Inspiring minds want to know: Which film is most uplifting of all? AFI's on the case.

The list-happy American Film Institute is gearing up for another primetime countdown, this time focusing their powers of hierarchy on AFI's 100 Years...100 Cheers: America's Most Inspiring Movies.

"Over the years, the movies have given us something to cheer about," says Jean Picker Firstenberg, the institute's director and CEO. "The past few years have not been easy in America--from September 11 to the devastation of hurricanes Katrina, Rita and Wilma.
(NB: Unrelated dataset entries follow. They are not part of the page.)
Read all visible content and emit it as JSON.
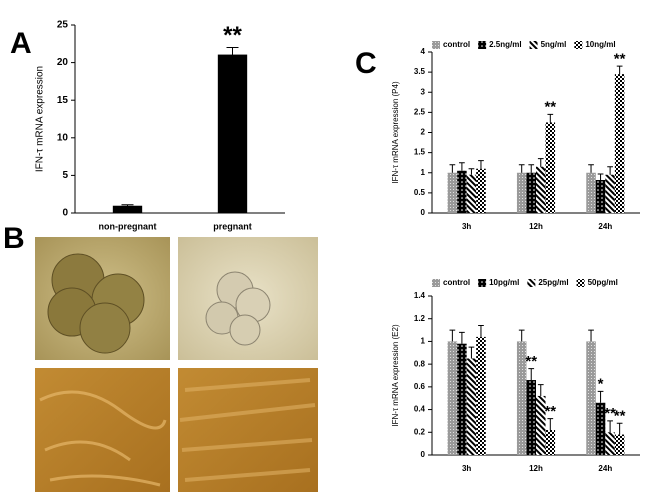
{
  "panel_labels": [
    "A",
    "B",
    "C"
  ],
  "chart_data": [
    {
      "type": "bar",
      "ylabel": "IFN-τ mRNA expression",
      "categories": [
        "non-pregnant",
        "pregnant"
      ],
      "values": [
        0.9,
        21
      ],
      "errors": [
        0.2,
        1.0
      ],
      "color": "#000000",
      "ylim": [
        0,
        25
      ],
      "yticks": [
        0,
        5,
        10,
        15,
        20,
        25
      ],
      "annotations": [
        {
          "text": "**",
          "category": "pregnant"
        }
      ]
    },
    {
      "type": "bar",
      "ylabel": "IFN-τ mRNA expression (P4)",
      "categories": [
        "3h",
        "12h",
        "24h"
      ],
      "series": [
        {
          "name": "control",
          "pattern": "dots",
          "values": [
            1,
            1,
            1
          ],
          "errors": [
            0.2,
            0.2,
            0.2
          ]
        },
        {
          "name": "2.5ng/ml",
          "pattern": "black-dots",
          "values": [
            1.05,
            1.0,
            0.82
          ],
          "errors": [
            0.2,
            0.2,
            0.15
          ]
        },
        {
          "name": "5ng/ml",
          "pattern": "stripes",
          "values": [
            0.95,
            1.15,
            0.95
          ],
          "errors": [
            0.15,
            0.2,
            0.2
          ]
        },
        {
          "name": "10ng/ml",
          "pattern": "checker",
          "values": [
            1.1,
            2.25,
            3.45
          ],
          "errors": [
            0.2,
            0.2,
            0.2
          ]
        }
      ],
      "ylim": [
        0,
        4
      ],
      "yticks": [
        0,
        0.5,
        1,
        1.5,
        2,
        2.5,
        3,
        3.5,
        4
      ],
      "annotations": [
        {
          "text": "**",
          "series": "10ng/ml",
          "category": "12h"
        },
        {
          "text": "**",
          "series": "10ng/ml",
          "category": "24h"
        }
      ]
    },
    {
      "type": "bar",
      "ylabel": "IFN-τ mRNA expression (E2)",
      "categories": [
        "3h",
        "12h",
        "24h"
      ],
      "series": [
        {
          "name": "control",
          "pattern": "dots",
          "values": [
            1,
            1,
            1
          ],
          "errors": [
            0.1,
            0.1,
            0.1
          ]
        },
        {
          "name": "10pg/ml",
          "pattern": "black-dots",
          "values": [
            0.98,
            0.66,
            0.46
          ],
          "errors": [
            0.1,
            0.1,
            0.1
          ]
        },
        {
          "name": "25pg/ml",
          "pattern": "stripes",
          "values": [
            0.85,
            0.52,
            0.2
          ],
          "errors": [
            0.1,
            0.1,
            0.1
          ]
        },
        {
          "name": "50pg/ml",
          "pattern": "checker",
          "values": [
            1.04,
            0.22,
            0.18
          ],
          "errors": [
            0.1,
            0.1,
            0.1
          ]
        }
      ],
      "ylim": [
        0,
        1.4
      ],
      "yticks": [
        0,
        0.2,
        0.4,
        0.6,
        0.8,
        1,
        1.2,
        1.4
      ],
      "annotations": [
        {
          "text": "**",
          "series": "10pg/ml",
          "category": "12h"
        },
        {
          "text": "**",
          "series": "50pg/ml",
          "category": "12h"
        },
        {
          "text": "*",
          "series": "10pg/ml",
          "category": "24h"
        },
        {
          "text": "**",
          "series": "25pg/ml",
          "category": "24h"
        },
        {
          "text": "**",
          "series": "50pg/ml",
          "category": "24h"
        }
      ]
    }
  ]
}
"AFI's 100 Years...100 Cheers will celebrate the films that inspire us, encourage us to make a difference and send us from the theater with a greater sense of possibility and hope for the future."
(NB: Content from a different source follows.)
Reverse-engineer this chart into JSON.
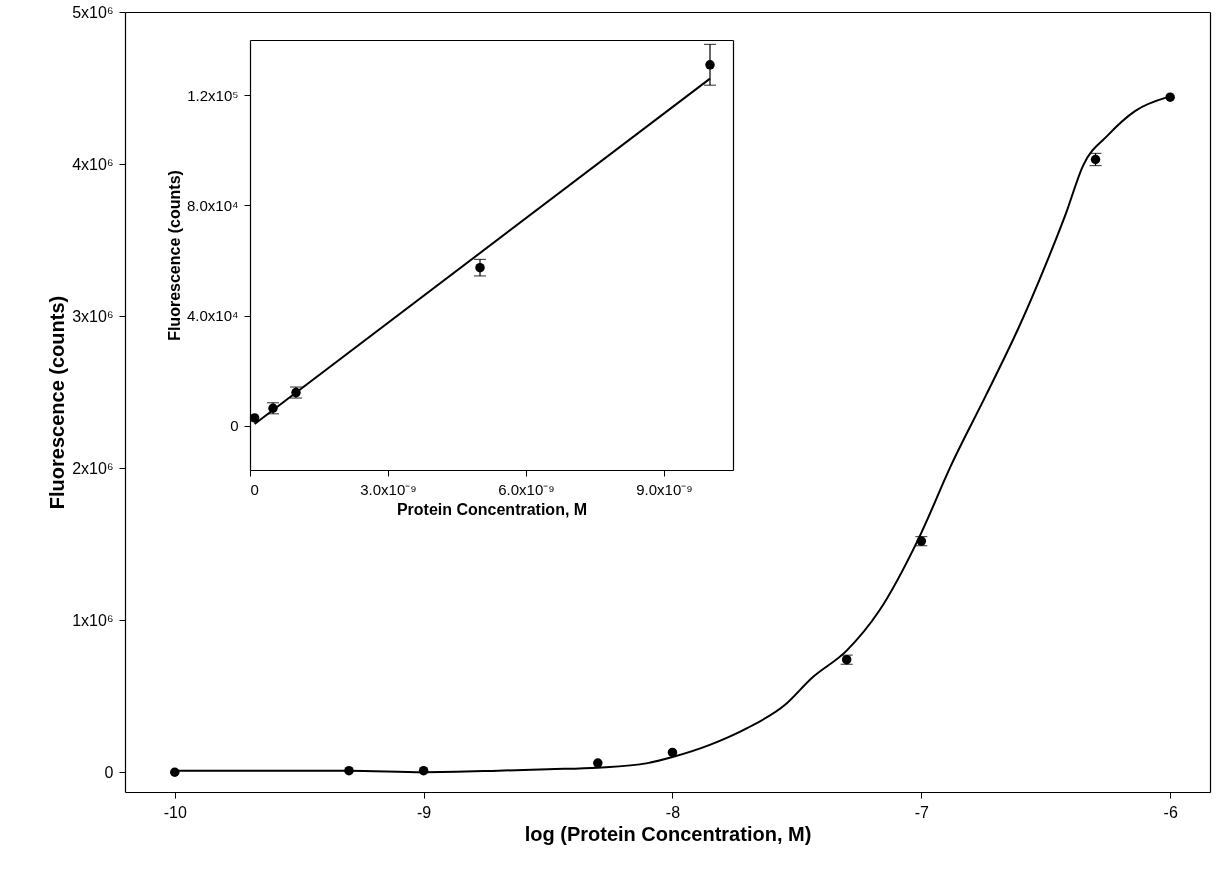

The list is the ninth annual compilation for AFI, whose previous endeavors included 1998's 100 Years...100 Movies, 1999's 100 Stars, 2000's 100 Laughs, 2001's 100 Thrills, 2002's 100 Passions, 2003's 100 Villains, 2004's 100 Songs and last year's 100 Movie Quotes.
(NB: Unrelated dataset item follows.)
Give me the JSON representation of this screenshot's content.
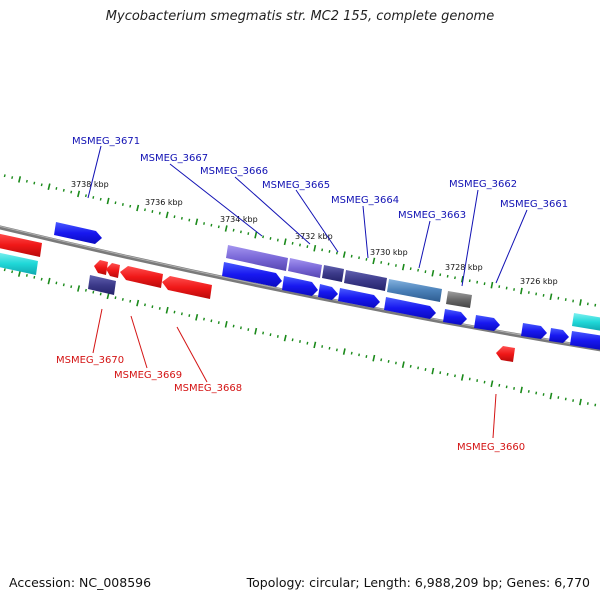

To aid potential voters in their choice of inspiring films, a master ballot with 300 nominations was distributed Thursday to a jury of more than 1,500 industry types.

The panel of actors, directors, critics and historians will whittle down the impressive compilation to just 100 for the prime-time special.

Flicks old and new appear on the ballot, with nominations as varied as 8 Mile and Gandhi, It's a Wonderful Life and The Karate Kid, and The Passion of the Christ and Rocky.

Not surprisingly, Hollywood nice guys Tom Hanks and Henry Fonda led the inspiring charge, with each actor appearing in eight movies from the list. Sidney Poitier, Gary Cooper and Denzel Washington were the next most represented actors, with seven feel-good flicks apiece.

Directors Frank Capra and Steven Spielberg also secured their spots as cinematic uplifters as each had a half-dozen films each making the cut, including Capra's It's a Wonderful Life, Mr. Smith Goes to Washington and Mr. Deeds Goes to Town, and Spielberg's E.T., Schindler's List and The Color Purple.

Though AFI provided an ample selection of heart-warming flicks, should a voter's personal fave not be listed, up to five other films can be written in on each ballot.

Voters are simply asked to consider only English-language, or at least U.S.-produced, films, and motion pictures that leave audiences feeling "triumphant"--whether or not that includes a happy ending.

AFI unveils its 100 Years...100 Cheers: America's Most Inspiring Movies with a three-hour special that airs in June on CBS.